それはまぁ良いとして、こうもすんなりおいらの言葉を理解されてしまうと拍子抜けする。魔法使いならおいらの言葉を理解できるというわけではないことは過去に確認済みだ。
となると、やはり雨女特有の能力だと考えるべきかも知れないが、もしそうなら、これまで考えることを避けてきた驚きの事実に直面することになる。
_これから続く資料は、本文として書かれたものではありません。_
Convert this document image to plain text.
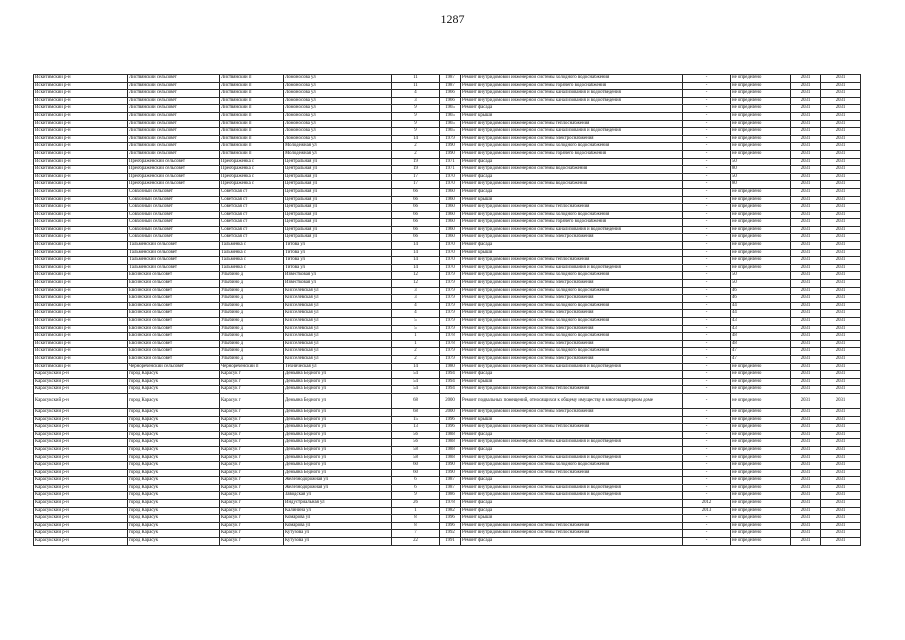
1287
Искитимский р-н	Листвянский сельсовет	Листвянский п	Ломоносова ул	11	1987	Ремонт внутридомовой инженерной системы холодного водоснабжения	-	не определено	2031	2031
Искитимский р-н	Листвянский сельсовет	Листвянский п	Ломоносова ул	11	1987	Ремонт внутридомовой инженерной системы горячего водоснабжения	-	не определено	2031	2031
Искитимский р-н	Листвянский сельсовет	Листвянский п	Ломоносова ул	4	1966	Ремонт внутридомовой инженерной системы канализования и водоотведения	-	не определено	2031	2031
Искитимский р-н	Листвянский сельсовет	Листвянский п	Ломоносова ул	3	1966	Ремонт внутридомовой инженерной системы канализования и водоотведения	-	не определено	2031	2031
Искитимский р-н	Листвянский сельсовет	Листвянский п	Ломоносова ул	9	1965	Ремонт фасада	-	не определено	2031	2031
Искитимский р-н	Листвянский сельсовет	Листвянский п	Ломоносова ул	9	1965	Ремонт крыши	-	не определено	2031	2031
Искитимский р-н	Листвянский сельсовет	Листвянский п	Ломоносова ул	9	1965	Ремонт внутридомовой инженерной системы теплоснабжения	-	не определено	2031	2031
Искитимский р-н	Листвянский сельсовет	Листвянский п	Ломоносова ул	9	1965	Ремонт внутридомовой инженерной системы канализования и водоотведения	-	не определено	2031	2031
Искитимский р-н	Листвянский сельсовет	Листвянский п	Ломоносова ул	14	1979	Ремонт внутридомовой инженерной системы электроснабжения	-	не определено	2031	2031
Искитимский р-н	Листвянский сельсовет	Листвянский п	Молодежная ул	2	1990	Ремонт внутридомовой инженерной системы холодного водоснабжения	-	не определено	2031	2031
Искитимский р-н	Листвянский сельсовет	Листвянский п	Молодежная ул	2	1990	Ремонт внутридомовой инженерной системы горячего водоснабжения	-	не определено	2031	2031
Искитимский р-н	Преображенский сельсовет	Преображенка с	Центральная ул	19	1971	Ремонт фасада	-	50	2031	2031
Искитимский р-н	Преображенский сельсовет	Преображенка с	Центральная ул	19	1971	Ремонт внутридомовой инженерной системы водоснабжения	-	80	2031	2031
Искитимский р-н	Преображенский сельсовет	Преображенка с	Центральная ул	17	1970	Ремонт фасада	-	50	2031	2031
Искитимский р-н	Преображенский сельсовет	Преображенка с	Центральная ул	17	1970	Ремонт внутридомовой инженерной системы водоснабжения	-	80	2031	2031
Искитимский р-н	Совхозный сельсовет	Советская ст	Центральная ул	66	1960	Ремонт фасада	-	не определено	2031	2031
Искитимский р-н	Совхозный сельсовет	Советская ст	Центральная ул	66	1960	Ремонт крыши	-	не определено	2031	2031
Искитимский р-н	Совхозный сельсовет	Советская ст	Центральная ул	66	1960	Ремонт внутридомовой инженерной системы теплоснабжения	-	не определено	2031	2031
Искитимский р-н	Совхозный сельсовет	Советская ст	Центральная ул	66	1960	Ремонт внутридомовой инженерной системы холодного водоснабжения	-	не определено	2031	2031
Искитимский р-н	Совхозный сельсовет	Советская ст	Центральная ул	66	1960	Ремонт внутридомовой инженерной системы горячего водоснабжения	-	не определено	2031	2031
Искитимский р-н	Совхозный сельсовет	Советская ст	Центральная ул	66	1960	Ремонт внутридомовой инженерной системы канализования и водоотведения	-	не определено	2031	2031
Искитимский р-н	Совхозный сельсовет	Советская ст	Центральная ул	66	1960	Ремонт внутридомовой инженерной системы электроснабжения	-	не определено	2031	2031
Искитимский р-н	Тальменский сельсовет	Тальменка с	Титова ул	14	1970	Ремонт фасада	-	не определено	2031	2031
Искитимский р-н	Тальменский сельсовет	Тальменка с	Титова ул	14	1970	Ремонт крыши	-	не определено	2031	2031
Искитимский р-н	Тальменский сельсовет	Тальменка с	Титова ул	14	1970	Ремонт внутридомовой инженерной системы теплоснабжения	-	не определено	2031	2031
Искитимский р-н	Тальменский сельсовет	Тальменка с	Титова ул	14	1970	Ремонт внутридомовой инженерной системы канализования и водоотведения	-	не определено	2031	2031
Искитимский р-н	Евсинский сельсовет	Улыбино д	Известковая ул	12	1979	Ремонт внутридомовой инженерной системы холодного водоснабжения	-	50	2031	2031
Искитимский р-н	Евсинский сельсовет	Улыбино д	Известковая ул	12	1979	Ремонт внутридомовой инженерной системы электроснабжения	-	50	2031	2031
Искитимский р-н	Евсинский сельсовет	Улыбино д	Кисселевская ул	3	1979	Ремонт внутридомовой инженерной системы холодного водоснабжения	-	46	2031	2031
Искитимский р-н	Евсинский сельсовет	Улыбино д	Кисселевская ул	3	1979	Ремонт внутридомовой инженерной системы электроснабжения	-	46	2031	2031
Искитимский р-н	Евсинский сельсовет	Улыбино д	Кисселевская ул	4	1979	Ремонт внутридомовой инженерной системы холодного водоснабжения	-	44	2031	2031
Искитимский р-н	Евсинский сельсовет	Улыбино д	Кисселевская ул	4	1979	Ремонт внутридомовой инженерной системы электроснабжения	-	44	2031	2031
Искитимский р-н	Евсинский сельсовет	Улыбино д	Кисселевская ул	5	1979	Ремонт внутридомовой инженерной системы холодного водоснабжения	-	43	2031	2031
Искитимский р-н	Евсинский сельсовет	Улыбино д	Кисселевская ул	5	1979	Ремонт внутридомовой инженерной системы электроснабжения	-	43	2031	2031
Искитимский р-н	Евсинский сельсовет	Улыбино д	Кисселевская ул	1	1978	Ремонт внутридомовой инженерной системы холодного водоснабжения	-	48	2031	2031
Искитимский р-н	Евсинский сельсовет	Улыбино д	Кисселевская ул	1	1978	Ремонт внутридомовой инженерной системы электроснабжения	-	48	2031	2031
Искитимский р-н	Евсинский сельсовет	Улыбино д	Кисселевская ул	2	1979	Ремонт внутридомовой инженерной системы холодного водоснабжения	-	47	2031	2031
Искитимский р-н	Евсинский сельсовет	Улыбино д	Кисселевская ул	2	1979	Ремонт внутридомовой инженерной системы электроснабжения	-	47	2031	2031
Искитимский р-н	Чернореченский сельсовет	Чернореченский п	Техническая ул	14	1980	Ремонт внутридомовой инженерной системы канализования и водоотведения	-	не определено	2031	2031
Карасукский р-н	город Карасук	Карасук г	Демьяна Бедного ул	54	1994	Ремонт фасада	-	не определено	2031	2031
Карасукский р-н	город Карасук	Карасук г	Демьяна Бедного ул	54	1994	Ремонт крыши	-	не определено	2031	2031
Карасукский р-н	город Карасук	Карасук г	Демьяна Бедного ул	54	1994	Ремонт внутридомовой инженерной системы теплоснабжения	-	не определено	2031	2031
Карасукский р-н	город Карасук	Карасук г	Демьяна Бедного ул	68	2000	Ремонт подвальных помещений, относящихся к общему имуществу в многоквартирном доме	-	не определено	2031	2031
Карасукский р-н	город Карасук	Карасук г	Демьяна Бедного ул	68	2000	Ремонт внутридомовой инженерной системы электроснабжения	-	не определено	2031	2031
Карасукский р-н	город Карасук	Карасук г	Демьяна Бедного ул	15	1996	Ремонт крыши	-	не определено	2031	2031
Карасукский р-н	город Карасук	Карасук г	Демьяна Бедного ул	13	1996	Ремонт внутридомовой инженерной системы теплоснабжения	-	не определено	2031	2031
Карасукский р-н	город Карасук	Карасук г	Демьяна Бедного ул	56	1988	Ремонт фасада	-	не определено	2031	2031
Карасукский р-н	город Карасук	Карасук г	Демьяна Бедного ул	56	1988	Ремонт внутридомовой инженерной системы канализования и водоотведения	-	не определено	2031	2031
Карасукский р-н	город Карасук	Карасук г	Демьяна Бедного ул	58	1988	Ремонт фасада	-	не определено	2031	2031
Карасукский р-н	город Карасук	Карасук г	Демьяна Бедного ул	58	1988	Ремонт внутридомовой инженерной системы канализования и водоотведения	-	не определено	2031	2031
Карасукский р-н	город Карасук	Карасук г	Демьяна Бедного ул	60	1990	Ремонт внутридомовой инженерной системы холодного водоснабжения	-	не определено	2031	2031
Карасукский р-н	город Карасук	Карасук г	Демьяна Бедного ул	60	1990	Ремонт внутридомовой инженерной системы теплоснабжения	-	не определено	2031	2031
Карасукский р-н	город Карасук	Карасук г	Железнодорожная ул	6	1987	Ремонт фасада	-	не определено	2031	2031
Карасукский р-н	город Карасук	Карасук г	Железнодорожная ул	6	1987	Ремонт внутридомовой инженерной системы канализования и водоотведения	-	не определено	2031	2031
Карасукский р-н	город Карасук	Карасук г	Заводская ул	9	1986	Ремонт внутридомовой инженерной системы канализования и водоотведения	-	не определено	2031	2031
Карасукский р-н	город Карасук	Карасук г	Индустриальная ул	26	1978	Ремонт фасада	2012	не определено	2031	2031
Карасукский р-н	город Карасук	Карасук г	Калинина ул	1	1982	Ремонт фасада	2013	не определено	2031	2031
Карасукский р-н	город Карасук	Карасук г	Комарова ул	8	1996	Ремонт крыши	-	не определено	2031	2031
Карасукский р-н	город Карасук	Карасук г	Комарова ул	8	1996	Ремонт внутридомовой инженерной системы теплоснабжения	-	не определено	2031	2031
Карасукский р-н	город Карасук	Карасук г	Кутузова ул	7	1992	Ремонт внутридомовой инженерной системы теплоснабжения	-	не определено	2031	2031
Карасукский р-н	город Карасук	Карасук г	Кутузова ул	22	1991	Ремонт фасада	-	не определено	2031	2031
そう、ならばおいらと普通に喋っていたシルムはどうなのだ、という話なのだが。
今回も、それについてはひとまず棚上げだ。このままだと脳みそがパンクしちまう。
まずはメテオーラとの会話に全神経を集中させる。
なぜ会話程度に全神経を集中させる必要があるのかって?
もちろん、イーリスが雨女だと気づかれないように会話するためだ。
ひとつ、同協会及び雨女の存在をなんぴとにも隠匿せよ。
何があっても、オンブロス協会との約定に抵触するわけにはいかない。
「おかげさまで。ところでお前さん、メテオーラと言ったな。アイトリアって名前に聞き覚えはないか?」
慎重に切り出したおいらの言葉に、メテオーラは予想以上の動揺を見せた。
安楽椅子から身を乗り出し、目を見開いて、えっ、と、小さく声を上げたほどだった。
「アイトリアですって? ええ、アイトリアと言えば、私が息子に付けた名前と同じです。でも、なぜ今ここで、息子の名前が」
「おいらたちはアイトリアの母親を探してここまで旅をしてきた。強行軍だったからこのザマだがな、急いだのには訳があるんだ」
メテオーラはおいらを桶から両手で掬い上げた。そして、息のかかる距離で囁きかける。
「アイトリアの身に、良くないことが起きたのですね?」
おいらは軽く頷いた。
勘が良い相手だと、言いにくい話も切り出しやすくなって助かるぜ。
「ここ一年、サルに雨が降っていないんだ。それで、雨乞いの連中が供物奉納の儀をするってんで、生贄が必要だと言い出した。で、選ばれたのがアイトリアってわけだ。そこのちっこいのは、アイトリアのおかげで難を逃れたセナって子だ」
「ああ、見覚えのある顔だと思いました、セナさんだったのですね、少し見ないうちにお姉さんになられて。……って、それどころじゃありません。アイトリアが、雨乞いの儀の供物ですか」
そう口にするメテオーラの表情には、驚きよりも、納得の色の方が濃いように見えた。
「ああそうだ。ここまで聞けば、何故おいらたちがあんたに会いに来たかわかるな? 雨はあんたが去ってからぴたりと降らなくなった。そして儀式は穀雨に行われる。来週の、水曜だ」
「今日が土曜ですから、残り四日のうちにサルに戻り、雨を降らせるのが狙いですね」
真っ直ぐな眼差しを間近でぶつけてくるメテオーラに、おいらはただ黙って頷きを返す。
「わかりました、他ならぬ、故郷と息子のためです。遙々来て下さって、感謝します」
そこまで言って、メテオーラは苦虫をかみつぶしたかのような苦渋の表情になる。
「ですが明日は日曜日。どうしても外せない用事があるのです」
すぐにピンとくる。指令書のことと考えて間違いないだろう。それが、メテオーラが正真正銘オンブロス協会所属の雨女だということを如実に物語っている。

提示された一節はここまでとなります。